Les ruines du réacteur 4 de la centrale nucléaire de Tchernobyl représentent l’un des environnements les plus hostiles de la planète. Enfermé dans un sarcophage en béton en ruine et protégé par la structure massive du New Safe Confinement, l’intérieur est un labyrinthe noir de débris déchiquetés, de radiations extrêmes et d’instabilité structurelle.
Pourtant, malgré ces conditions mortelles, les scientifiques doivent régulièrement pénétrer dans cette zone. Pour Anatoly Doroshenko, chercheur à l’Institut pour les problèmes de sécurité des centrales nucléaires (ISPNPP), il ne s’agit pas seulement d’un travail : il s’agit d’une mission à enjeux élevés consistant à surveiller une catastrophe qui reste bien vivante.
Les enjeux élevés du travail « interne »
Le rôle de Dorochenko consiste à ramper profondément dans les ruines du réacteur, s’approchant parfois à moins de huit mètres du noyau radioactif. Ces missions sont essentielles pour collecter les données nécessaires à la compréhension de l’état actuel du réacteur, mais elles nécessitent un équilibre épuisant entre vitesse et précision.
La mission est définie par plusieurs facteurs critiques :
– Contraintes de temps : L’exposition doit être réduite au minimum absolu, ce qui signifie que chaque mouvement doit être planifié à l’avance.
– Contrôle de la contamination : Chaque surface est radioactive. Un mauvais contact peut contaminer les vêtements ou la peau, transformant une mesure de routine en une crise sanitaire.
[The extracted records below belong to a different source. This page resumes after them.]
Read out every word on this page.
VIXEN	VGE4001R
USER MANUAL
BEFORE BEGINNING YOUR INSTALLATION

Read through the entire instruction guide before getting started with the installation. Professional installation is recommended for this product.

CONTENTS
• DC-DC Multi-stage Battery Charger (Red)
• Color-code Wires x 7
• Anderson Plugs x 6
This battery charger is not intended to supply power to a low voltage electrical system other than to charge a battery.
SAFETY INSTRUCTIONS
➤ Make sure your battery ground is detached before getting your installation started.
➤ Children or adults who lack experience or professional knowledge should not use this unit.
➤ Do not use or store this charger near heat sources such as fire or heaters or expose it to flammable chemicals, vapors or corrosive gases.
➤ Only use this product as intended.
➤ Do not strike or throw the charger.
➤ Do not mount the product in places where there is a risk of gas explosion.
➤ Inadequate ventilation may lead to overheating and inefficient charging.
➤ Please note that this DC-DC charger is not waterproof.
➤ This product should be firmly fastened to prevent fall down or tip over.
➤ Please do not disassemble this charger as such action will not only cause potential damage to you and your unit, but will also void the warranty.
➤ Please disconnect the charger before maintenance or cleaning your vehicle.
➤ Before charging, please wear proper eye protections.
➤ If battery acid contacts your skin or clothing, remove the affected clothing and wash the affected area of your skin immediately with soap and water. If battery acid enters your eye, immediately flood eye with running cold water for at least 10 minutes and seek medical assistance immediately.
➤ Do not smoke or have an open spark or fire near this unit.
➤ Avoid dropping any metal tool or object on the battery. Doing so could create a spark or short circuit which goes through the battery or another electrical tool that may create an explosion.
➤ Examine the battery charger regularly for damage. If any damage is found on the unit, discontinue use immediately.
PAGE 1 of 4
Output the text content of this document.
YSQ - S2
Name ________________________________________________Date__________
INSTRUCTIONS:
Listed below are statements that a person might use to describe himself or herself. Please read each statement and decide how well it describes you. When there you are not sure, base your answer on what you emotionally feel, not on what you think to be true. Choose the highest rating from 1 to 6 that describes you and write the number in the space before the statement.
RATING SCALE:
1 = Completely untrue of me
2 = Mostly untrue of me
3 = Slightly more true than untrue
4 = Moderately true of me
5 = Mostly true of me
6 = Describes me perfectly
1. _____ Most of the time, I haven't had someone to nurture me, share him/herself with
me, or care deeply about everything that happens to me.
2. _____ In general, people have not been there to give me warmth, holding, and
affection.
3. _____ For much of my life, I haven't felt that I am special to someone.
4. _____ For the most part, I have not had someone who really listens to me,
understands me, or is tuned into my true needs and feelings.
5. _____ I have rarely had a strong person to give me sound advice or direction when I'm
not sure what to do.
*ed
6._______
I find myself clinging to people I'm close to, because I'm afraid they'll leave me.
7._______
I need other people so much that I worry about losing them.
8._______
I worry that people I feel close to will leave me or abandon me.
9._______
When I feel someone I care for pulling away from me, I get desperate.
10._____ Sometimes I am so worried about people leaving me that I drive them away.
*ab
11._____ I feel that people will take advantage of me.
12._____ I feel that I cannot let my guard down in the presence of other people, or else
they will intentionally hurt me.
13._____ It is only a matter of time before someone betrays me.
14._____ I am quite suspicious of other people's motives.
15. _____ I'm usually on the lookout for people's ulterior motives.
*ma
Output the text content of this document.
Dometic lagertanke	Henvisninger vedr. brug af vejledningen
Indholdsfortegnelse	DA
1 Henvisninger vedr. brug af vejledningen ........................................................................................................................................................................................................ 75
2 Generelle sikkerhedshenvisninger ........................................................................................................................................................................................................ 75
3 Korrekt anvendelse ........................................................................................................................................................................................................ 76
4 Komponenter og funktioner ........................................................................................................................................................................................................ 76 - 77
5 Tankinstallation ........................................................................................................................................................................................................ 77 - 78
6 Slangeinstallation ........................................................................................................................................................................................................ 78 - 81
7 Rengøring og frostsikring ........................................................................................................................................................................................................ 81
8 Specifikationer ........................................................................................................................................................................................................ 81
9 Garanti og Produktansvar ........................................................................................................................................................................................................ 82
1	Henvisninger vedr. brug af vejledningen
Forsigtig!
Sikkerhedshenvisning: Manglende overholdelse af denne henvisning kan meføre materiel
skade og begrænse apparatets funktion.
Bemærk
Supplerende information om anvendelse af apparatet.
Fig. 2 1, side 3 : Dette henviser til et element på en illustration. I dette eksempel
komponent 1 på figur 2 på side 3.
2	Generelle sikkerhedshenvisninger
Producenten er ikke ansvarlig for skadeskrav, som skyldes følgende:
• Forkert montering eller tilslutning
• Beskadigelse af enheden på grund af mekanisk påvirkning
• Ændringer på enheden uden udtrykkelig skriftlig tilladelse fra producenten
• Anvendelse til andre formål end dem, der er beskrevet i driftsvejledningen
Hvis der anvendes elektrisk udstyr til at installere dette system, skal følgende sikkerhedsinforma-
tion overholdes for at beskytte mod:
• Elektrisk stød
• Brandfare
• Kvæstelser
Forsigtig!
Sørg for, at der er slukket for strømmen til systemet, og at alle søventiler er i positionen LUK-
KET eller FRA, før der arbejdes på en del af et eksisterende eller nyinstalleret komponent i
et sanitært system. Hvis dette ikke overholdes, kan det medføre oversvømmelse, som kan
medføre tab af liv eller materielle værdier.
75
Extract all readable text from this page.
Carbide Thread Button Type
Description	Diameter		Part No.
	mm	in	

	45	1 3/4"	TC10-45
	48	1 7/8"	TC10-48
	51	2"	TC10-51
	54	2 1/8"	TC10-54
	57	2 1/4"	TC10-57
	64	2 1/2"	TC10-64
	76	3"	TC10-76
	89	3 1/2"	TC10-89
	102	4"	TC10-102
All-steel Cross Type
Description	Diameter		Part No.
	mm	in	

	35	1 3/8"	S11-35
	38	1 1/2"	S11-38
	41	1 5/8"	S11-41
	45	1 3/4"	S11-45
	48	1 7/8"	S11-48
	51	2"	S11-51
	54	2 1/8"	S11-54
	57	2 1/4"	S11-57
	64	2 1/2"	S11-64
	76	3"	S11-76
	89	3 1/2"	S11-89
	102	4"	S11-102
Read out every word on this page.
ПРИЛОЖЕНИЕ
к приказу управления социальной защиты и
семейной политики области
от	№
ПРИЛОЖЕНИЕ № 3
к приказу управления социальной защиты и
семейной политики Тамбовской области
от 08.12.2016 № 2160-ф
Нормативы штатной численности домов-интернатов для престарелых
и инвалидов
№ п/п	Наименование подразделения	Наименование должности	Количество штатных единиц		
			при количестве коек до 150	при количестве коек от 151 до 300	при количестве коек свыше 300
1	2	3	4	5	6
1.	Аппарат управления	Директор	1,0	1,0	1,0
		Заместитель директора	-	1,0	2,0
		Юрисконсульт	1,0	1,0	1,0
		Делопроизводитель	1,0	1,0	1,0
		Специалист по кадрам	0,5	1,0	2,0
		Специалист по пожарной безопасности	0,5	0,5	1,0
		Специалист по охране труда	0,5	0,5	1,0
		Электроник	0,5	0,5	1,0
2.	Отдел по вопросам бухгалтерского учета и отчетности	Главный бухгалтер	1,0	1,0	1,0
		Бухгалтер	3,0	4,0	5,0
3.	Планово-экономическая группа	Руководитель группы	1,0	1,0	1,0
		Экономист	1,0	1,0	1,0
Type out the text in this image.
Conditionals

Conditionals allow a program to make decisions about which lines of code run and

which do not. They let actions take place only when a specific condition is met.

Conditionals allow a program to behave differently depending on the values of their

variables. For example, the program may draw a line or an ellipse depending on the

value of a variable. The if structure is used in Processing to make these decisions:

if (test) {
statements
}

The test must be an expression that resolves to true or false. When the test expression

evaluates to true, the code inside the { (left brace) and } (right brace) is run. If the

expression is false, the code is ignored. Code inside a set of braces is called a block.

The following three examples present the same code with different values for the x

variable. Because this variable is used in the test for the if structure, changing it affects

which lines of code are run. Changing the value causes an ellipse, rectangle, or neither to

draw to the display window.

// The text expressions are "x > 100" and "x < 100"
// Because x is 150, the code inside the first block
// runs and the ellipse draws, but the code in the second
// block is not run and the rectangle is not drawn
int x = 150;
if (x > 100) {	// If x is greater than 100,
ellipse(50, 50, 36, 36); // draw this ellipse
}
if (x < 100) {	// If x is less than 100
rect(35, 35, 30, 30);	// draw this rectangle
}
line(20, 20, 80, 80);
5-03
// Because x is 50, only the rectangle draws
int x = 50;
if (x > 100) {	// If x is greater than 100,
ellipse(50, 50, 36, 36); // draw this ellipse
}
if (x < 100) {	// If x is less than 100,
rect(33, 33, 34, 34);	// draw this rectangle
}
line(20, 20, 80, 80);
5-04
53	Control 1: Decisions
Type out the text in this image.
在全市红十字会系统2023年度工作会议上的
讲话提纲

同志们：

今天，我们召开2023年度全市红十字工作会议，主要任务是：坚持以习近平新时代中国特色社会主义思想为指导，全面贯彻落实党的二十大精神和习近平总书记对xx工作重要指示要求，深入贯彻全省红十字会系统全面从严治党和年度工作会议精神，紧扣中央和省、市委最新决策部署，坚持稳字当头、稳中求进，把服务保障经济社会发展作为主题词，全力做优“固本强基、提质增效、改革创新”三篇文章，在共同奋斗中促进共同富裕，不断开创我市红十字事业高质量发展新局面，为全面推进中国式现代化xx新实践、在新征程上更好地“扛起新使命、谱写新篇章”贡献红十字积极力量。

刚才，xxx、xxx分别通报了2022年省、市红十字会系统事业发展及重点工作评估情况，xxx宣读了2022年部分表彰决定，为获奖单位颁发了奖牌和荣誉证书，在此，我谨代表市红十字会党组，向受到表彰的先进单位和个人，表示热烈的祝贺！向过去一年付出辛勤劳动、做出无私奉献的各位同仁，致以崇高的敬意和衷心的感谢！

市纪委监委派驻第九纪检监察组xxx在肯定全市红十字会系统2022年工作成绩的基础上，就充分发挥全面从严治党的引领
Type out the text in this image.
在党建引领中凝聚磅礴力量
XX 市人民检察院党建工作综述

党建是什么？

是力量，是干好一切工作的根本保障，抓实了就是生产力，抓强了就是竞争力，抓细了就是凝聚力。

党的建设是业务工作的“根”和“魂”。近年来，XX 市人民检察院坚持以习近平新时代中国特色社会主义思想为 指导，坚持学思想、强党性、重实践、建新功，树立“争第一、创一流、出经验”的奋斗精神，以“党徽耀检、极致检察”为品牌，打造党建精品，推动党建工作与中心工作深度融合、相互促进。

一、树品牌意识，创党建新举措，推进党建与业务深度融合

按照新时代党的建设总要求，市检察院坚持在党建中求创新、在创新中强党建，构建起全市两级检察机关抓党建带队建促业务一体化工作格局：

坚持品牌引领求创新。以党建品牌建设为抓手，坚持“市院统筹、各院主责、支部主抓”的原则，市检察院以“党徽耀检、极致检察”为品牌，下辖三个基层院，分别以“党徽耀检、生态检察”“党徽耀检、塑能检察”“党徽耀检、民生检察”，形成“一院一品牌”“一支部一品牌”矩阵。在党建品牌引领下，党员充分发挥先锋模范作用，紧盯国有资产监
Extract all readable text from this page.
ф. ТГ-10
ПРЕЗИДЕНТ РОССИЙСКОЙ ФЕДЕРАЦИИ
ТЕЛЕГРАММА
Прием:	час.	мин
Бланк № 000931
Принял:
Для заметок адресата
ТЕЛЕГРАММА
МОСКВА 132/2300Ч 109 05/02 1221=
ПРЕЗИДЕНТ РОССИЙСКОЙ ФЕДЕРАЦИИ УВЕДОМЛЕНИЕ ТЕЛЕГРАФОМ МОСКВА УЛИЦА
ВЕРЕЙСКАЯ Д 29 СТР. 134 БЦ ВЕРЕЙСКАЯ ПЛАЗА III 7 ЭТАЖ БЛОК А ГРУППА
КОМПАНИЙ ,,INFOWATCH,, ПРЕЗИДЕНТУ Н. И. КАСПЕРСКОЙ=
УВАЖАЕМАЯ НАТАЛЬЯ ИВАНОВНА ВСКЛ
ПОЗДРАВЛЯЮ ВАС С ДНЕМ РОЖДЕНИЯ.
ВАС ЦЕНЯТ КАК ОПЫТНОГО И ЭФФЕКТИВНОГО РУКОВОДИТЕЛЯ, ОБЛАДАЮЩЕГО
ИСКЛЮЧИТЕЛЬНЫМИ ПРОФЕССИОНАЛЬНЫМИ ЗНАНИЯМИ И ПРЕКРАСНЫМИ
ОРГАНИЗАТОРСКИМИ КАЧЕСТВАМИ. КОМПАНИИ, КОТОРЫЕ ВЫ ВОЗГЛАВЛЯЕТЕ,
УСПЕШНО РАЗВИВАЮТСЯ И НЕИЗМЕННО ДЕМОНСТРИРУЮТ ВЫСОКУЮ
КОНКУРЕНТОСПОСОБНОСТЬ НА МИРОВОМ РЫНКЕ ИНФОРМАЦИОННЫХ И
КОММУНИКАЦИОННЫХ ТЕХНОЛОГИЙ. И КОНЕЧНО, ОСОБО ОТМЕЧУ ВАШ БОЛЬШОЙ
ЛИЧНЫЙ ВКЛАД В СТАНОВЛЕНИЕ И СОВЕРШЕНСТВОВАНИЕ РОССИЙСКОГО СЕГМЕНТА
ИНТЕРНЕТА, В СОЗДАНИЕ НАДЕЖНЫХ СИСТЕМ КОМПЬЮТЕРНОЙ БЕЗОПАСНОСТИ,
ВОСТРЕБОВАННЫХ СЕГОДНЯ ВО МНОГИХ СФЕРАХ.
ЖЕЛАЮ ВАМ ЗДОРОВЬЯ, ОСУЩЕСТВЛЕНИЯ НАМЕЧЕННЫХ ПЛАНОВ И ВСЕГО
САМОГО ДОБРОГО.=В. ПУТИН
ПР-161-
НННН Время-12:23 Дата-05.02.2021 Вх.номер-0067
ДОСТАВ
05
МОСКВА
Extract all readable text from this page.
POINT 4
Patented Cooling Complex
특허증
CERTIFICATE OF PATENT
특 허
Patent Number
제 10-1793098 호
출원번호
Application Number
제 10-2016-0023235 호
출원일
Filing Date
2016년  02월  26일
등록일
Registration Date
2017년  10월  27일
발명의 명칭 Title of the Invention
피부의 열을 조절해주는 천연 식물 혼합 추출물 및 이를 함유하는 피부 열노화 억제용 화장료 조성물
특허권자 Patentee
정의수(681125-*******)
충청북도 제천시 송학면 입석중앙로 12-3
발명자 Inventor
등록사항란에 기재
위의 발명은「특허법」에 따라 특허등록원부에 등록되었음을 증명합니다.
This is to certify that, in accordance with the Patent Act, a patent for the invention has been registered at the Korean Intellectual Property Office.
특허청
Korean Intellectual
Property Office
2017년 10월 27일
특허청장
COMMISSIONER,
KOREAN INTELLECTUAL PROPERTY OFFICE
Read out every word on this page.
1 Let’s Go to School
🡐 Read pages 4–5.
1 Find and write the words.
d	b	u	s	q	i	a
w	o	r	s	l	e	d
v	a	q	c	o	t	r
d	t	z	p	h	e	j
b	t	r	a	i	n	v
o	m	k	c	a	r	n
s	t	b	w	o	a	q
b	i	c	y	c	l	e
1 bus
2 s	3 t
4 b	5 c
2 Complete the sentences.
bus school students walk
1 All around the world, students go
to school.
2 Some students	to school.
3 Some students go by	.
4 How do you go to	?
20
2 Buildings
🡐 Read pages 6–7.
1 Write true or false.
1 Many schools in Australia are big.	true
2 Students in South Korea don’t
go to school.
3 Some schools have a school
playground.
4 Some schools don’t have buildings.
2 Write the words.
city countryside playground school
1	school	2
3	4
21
– Obstacles physiques : L’intérieur est un labyrinthe de combustible fondu, de béton et de métal connu sous le nom de corium. Cette substance, formée à des températures de 2 500°C lors de la fusion de 1986, s’est infiltrée dans des formes étranges et permanentes qui rendent la navigation incroyablement difficile.
Protection : la connaissance avant l’équipement
Bien que l’on parle beaucoup des équipements de protection – allant des respirateurs et des gants aux combinaisons multicouches en polyéthylène et aux lourds tabliers en plomb – les experts affirment que l’équipement ne constitue que la deuxième ligne de défense.
“La principale protection pour nous, c’est la connaissance, ce ne sont pas les combinaisons”, explique la chercheuse Olena Pareniuk.
Pour Doroshenko et ses collègues, le véritable bouclier est l’expertise en dosimétrie et le respect rigoureux des protocoles de sécurité. Le poids physique des tabliers en plomb rend les déplacements dans des espaces restreints et encombrés de débris encore plus dangereux, augmentant ainsi le risque de trébuchement ou de chute dans une zone où une seule erreur pourrait être fatale.
Pourquoi nous devons surveiller : la menace des pics de neutrons
Une question centrale demeure : Pourquoi est-il nécessaire de continuer à retourner dans un endroit aussi dangereux ?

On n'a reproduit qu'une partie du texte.